Saturday, 7 April 2012

Life in the Moment


"A picture has no meaning at all if it can't tell a story."
Eetu Silanpaa

Picture stories are everywhere – on magazines, newspapers, TV, movies, billboards, graffiti, phones and even our money. I can’t help but wonder though, why do we pay so much more attention to picture stories in society than traditional written media?

As we saw in our week 4 lecture, stories have been told in images since the stone ages and have progressed all the way through religious drawings and stain glass windows, newspaper drawings to photographs, movies, TV and now even immediate capture and upload through our smart phones. As we progress through society the quality of pictures has become better and better as our technology further progresses; sadly, we now focus so much on what is in the picture that real images are not good enough.

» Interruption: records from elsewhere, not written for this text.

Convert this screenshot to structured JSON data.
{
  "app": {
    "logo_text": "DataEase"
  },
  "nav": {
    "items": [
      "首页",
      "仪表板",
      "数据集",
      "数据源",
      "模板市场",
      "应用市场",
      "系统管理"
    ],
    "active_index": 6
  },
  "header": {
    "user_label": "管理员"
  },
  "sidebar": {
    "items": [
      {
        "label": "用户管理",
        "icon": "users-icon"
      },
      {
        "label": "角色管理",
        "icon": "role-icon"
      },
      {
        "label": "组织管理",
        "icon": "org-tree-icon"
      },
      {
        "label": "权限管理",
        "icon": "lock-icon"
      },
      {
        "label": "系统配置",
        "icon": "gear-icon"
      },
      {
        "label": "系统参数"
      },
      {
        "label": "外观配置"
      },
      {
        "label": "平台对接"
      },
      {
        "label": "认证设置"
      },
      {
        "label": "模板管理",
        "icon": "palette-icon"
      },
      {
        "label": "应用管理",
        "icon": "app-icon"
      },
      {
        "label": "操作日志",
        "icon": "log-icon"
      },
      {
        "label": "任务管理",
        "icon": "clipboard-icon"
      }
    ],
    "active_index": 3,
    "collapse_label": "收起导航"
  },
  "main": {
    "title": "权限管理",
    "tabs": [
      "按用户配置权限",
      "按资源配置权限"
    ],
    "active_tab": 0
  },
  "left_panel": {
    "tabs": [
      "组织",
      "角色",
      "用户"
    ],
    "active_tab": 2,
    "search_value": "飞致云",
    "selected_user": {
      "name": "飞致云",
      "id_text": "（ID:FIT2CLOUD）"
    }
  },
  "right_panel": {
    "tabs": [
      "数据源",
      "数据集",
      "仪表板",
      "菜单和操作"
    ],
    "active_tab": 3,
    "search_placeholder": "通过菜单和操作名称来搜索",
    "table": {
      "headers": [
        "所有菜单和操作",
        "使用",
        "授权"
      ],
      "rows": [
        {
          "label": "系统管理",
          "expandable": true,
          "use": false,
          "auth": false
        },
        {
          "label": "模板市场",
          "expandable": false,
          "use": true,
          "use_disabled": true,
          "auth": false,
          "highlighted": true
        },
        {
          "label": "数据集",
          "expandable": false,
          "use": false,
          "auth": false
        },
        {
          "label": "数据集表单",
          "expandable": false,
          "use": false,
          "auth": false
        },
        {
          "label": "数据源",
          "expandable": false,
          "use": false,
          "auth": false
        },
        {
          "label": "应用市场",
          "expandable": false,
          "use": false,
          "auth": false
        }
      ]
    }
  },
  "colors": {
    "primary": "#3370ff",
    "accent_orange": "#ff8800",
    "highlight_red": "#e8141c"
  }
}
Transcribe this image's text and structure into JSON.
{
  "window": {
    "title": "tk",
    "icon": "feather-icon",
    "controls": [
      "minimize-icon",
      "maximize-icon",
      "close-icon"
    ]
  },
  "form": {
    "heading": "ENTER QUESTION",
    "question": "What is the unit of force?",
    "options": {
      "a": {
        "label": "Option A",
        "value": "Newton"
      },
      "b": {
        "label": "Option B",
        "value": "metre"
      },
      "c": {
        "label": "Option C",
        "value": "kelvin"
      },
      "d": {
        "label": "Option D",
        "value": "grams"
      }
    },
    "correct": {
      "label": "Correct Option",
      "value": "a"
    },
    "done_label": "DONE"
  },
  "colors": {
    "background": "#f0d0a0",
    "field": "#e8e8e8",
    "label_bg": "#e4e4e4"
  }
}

This Dove commercial sums up our demand for perfection. Why be you when you can be younger, thinner, prettier and impossibly perfect?

Of course photo journalism isn’t all bad. Photos capture the moment and give us a sense of being there. The addition of photo galleries to online news articles allow us a deeper understanding, especially when it came to describing events such as the London riots or the ongoing rebellion in the Arab Springs countries.

So what does it take to make a good photo? I could tell you, theoretically, that you need framing, focus, angle & point of view (POV), exposure (or light), timing (shutter speed) and an all-round capturing “The Moment” feel, but what’s the point in telling you when I can show you?

Describing the September 11 attacks will never do the atrocity justice, or accurately emote the feelings I felt as I lived in America and watched these images live on TV. While we may forget why these attacks happened in the jumble of the war on terrorism , these images will live with all of us for a life time.